By large, my ministrations are soft-handed and sweet,

But scorned, I become a difficult beast to defeat.

For though each of my strikes lands a powerful blow,

When I kill, I do it slow …

I blinked, and she repeated herself, smiling when she finished, smug as a cat. My mind was void, a blank mass of uselessness. Could it be some sort of disease? My mother had died of typhus, and her cousin had died of malaria after going to Bharat … But none of those symptoms seemed to match the riddle. Maybe it was a person?

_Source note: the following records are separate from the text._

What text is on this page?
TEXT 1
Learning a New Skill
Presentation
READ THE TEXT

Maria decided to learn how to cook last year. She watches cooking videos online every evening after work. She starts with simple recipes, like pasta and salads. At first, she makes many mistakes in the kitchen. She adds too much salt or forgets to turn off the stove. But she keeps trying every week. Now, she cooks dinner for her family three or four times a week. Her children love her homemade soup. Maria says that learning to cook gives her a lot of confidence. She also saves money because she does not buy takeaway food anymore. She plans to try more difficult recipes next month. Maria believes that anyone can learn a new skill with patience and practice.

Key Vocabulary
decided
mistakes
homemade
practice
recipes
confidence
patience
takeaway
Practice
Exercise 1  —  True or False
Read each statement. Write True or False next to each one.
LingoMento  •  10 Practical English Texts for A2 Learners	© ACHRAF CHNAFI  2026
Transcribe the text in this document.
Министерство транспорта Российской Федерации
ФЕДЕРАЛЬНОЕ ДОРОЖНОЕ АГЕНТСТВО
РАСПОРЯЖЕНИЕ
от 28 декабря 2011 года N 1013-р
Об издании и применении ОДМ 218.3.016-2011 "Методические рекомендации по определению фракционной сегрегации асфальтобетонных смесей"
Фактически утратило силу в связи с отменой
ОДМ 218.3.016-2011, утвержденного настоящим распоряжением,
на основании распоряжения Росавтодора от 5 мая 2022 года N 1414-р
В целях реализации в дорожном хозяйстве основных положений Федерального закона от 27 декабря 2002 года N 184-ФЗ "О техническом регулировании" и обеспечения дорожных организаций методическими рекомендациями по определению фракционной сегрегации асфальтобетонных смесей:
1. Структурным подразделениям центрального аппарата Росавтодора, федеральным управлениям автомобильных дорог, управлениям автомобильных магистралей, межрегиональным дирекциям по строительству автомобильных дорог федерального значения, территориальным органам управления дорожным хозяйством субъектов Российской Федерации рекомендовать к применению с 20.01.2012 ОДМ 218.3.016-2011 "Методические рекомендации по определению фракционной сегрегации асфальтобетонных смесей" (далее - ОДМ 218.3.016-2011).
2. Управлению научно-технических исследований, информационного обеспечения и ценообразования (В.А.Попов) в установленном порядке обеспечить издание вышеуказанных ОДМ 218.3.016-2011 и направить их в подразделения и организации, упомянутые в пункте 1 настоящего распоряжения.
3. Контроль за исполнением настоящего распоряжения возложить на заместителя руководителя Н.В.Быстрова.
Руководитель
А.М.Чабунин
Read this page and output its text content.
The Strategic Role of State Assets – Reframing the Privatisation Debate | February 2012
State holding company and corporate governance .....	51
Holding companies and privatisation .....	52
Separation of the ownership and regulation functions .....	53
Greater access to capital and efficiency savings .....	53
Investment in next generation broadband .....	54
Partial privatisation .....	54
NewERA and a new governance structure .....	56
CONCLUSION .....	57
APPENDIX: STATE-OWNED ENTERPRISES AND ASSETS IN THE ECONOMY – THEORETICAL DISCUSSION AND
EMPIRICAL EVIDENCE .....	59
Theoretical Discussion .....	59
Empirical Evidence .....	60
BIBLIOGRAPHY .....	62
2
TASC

A ripple of laughter spread across those assembled behind us, the loudest from Lucien’s brothers. Rhysand was watching me, wreathed in night and smiling faintly.

The answer was so close—one little answer and we could all be free. Immediately, she’d said—as opposed to … wait, had the conditions of my trials been different from those of the riddle? She’d emphasized immediately only when talking about solving the riddle. No, I couldn’t think about that right now. I had to solve this riddle. We could all be free. Free.

But I couldn’t do it—I couldn’t even come up with a possibility. I’d be better off slitting my own throat and ending my suffering there, before she could rip me to shreds. I was a fool—a common human idiot. I looked to Tamlin. The gold in his eyes flickered, but his face betrayed nothing.